One decades-old idea links low birthweights in bears to the fact that, for some species, pregnancy overlaps with winter hibernation. Pregnant females don’t eat or drink during this time, relying mostly on their fat reserves to survive, but also breaking down muscle to supply protein to the fetus.

The thinking is that, energetically, females can only afford to nourish their babies this way for so long before this tissue breakdown threatens their health. By cutting pregnancy short and giving birth to small, immature babies, bears would shift more of their growth to outside the womb, where babies can live off their mother’s fat-rich milk instead of depleting her muscles.

Proponents of the theory concede that not all bears—including pandas—hibernate during the winter. But the idea is that small birthweight is “locked in” to the bear family tree, preventing nonhibernating relatives from evolving bigger babies too.

“It’s certainly an appealing hypothesis,” says Kathleen Smith, a professor of biology at Duke. But the team’s research shows this scenario is unlikely. The researchers didn’t find any significant differences in bone growth between hibernating bears and their counterparts that stay active year-round and don’t fast during pregnancy.

‘Undercooked’ cubs

In fact, despite being small, the researchers found that most bear skeletons are just as mature at birth as their close animal cousins.

The panda bear is the one exception to this rule, results show. Even in a full-term baby panda, the bones look a lot like those of a beagle puppy delivered several weeks premature.

“That would be like a 28-week human fetus” at the beginning of the third trimester, Smith says.

Other factors might have pushed panda babies toward smaller sizes over time—some researchers blame their bamboo-only diet—but data are scarce, says Peishu Li, a former student who’s now a PhD student at the University of Chicago. The researchers say the panda bear’s embryonic appearance likely has to do with a quirk of panda pregnancy.

All bears experience what’s called “delayed implantation.” After the egg is fertilized, the future fetus enters a state of suspended animation, floating in the womb for several months before implanting in the uterine wall to resume its development and get ready for birth.

But while other bears gestate for two months after implantation, giant pandas are done in a month.

“They’re basically undercooked,” says Li.

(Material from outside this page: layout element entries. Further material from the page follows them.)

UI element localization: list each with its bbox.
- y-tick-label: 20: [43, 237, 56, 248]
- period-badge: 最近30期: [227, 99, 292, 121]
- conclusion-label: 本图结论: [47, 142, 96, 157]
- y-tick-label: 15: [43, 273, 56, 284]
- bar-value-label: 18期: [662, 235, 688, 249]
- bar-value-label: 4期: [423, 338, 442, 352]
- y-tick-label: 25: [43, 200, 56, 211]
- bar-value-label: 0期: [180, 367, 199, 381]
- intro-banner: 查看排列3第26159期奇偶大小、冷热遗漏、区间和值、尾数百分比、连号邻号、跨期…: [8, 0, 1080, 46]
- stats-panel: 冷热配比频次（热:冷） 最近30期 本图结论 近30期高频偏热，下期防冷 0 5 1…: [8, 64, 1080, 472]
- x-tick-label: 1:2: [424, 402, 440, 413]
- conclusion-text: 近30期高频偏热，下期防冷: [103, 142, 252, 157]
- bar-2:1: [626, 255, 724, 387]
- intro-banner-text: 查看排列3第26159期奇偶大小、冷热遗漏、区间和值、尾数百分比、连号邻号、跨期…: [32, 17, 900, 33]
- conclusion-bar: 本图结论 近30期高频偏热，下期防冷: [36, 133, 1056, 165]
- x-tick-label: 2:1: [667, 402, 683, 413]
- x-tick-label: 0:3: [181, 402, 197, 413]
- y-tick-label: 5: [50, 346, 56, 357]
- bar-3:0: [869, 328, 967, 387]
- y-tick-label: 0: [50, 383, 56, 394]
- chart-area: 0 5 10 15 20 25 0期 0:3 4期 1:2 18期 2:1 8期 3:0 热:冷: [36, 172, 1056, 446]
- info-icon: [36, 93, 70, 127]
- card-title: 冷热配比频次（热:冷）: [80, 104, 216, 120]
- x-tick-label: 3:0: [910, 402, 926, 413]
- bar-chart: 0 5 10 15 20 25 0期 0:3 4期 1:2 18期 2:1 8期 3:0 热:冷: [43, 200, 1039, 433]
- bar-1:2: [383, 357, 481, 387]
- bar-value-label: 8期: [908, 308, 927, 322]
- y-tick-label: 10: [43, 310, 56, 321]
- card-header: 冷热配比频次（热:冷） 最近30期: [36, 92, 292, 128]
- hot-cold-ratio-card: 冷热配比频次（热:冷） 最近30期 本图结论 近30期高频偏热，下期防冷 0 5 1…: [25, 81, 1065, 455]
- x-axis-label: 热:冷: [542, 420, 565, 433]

The researchers say they only looked at skeletons in this study, and it could be that other organs like the brain tell a different story. But the new study suggests that baby pandas follow the same trajectory as other mammal relatives—their bones mature in the same sequence and at similar rates—but on a truncated timetable.

“Development is just cut short,” Smith says.

Scientists are still searching for a complete explanation of why the panda’s peculiar size differential evolved over geological time, and how.

“We really need more information about their ecology and reproduction in the wild,” Smith says, and we may not have much time given their risk of extinction. But this study brings them one step closer to an answer.

The findings appears in the Journal of Anatomy. Support for the research came from a Shared Material Instrumentation Facility Undergraduate User Program grant, the Duke Department of Biology, and the Undergraduate Research Office at Duke.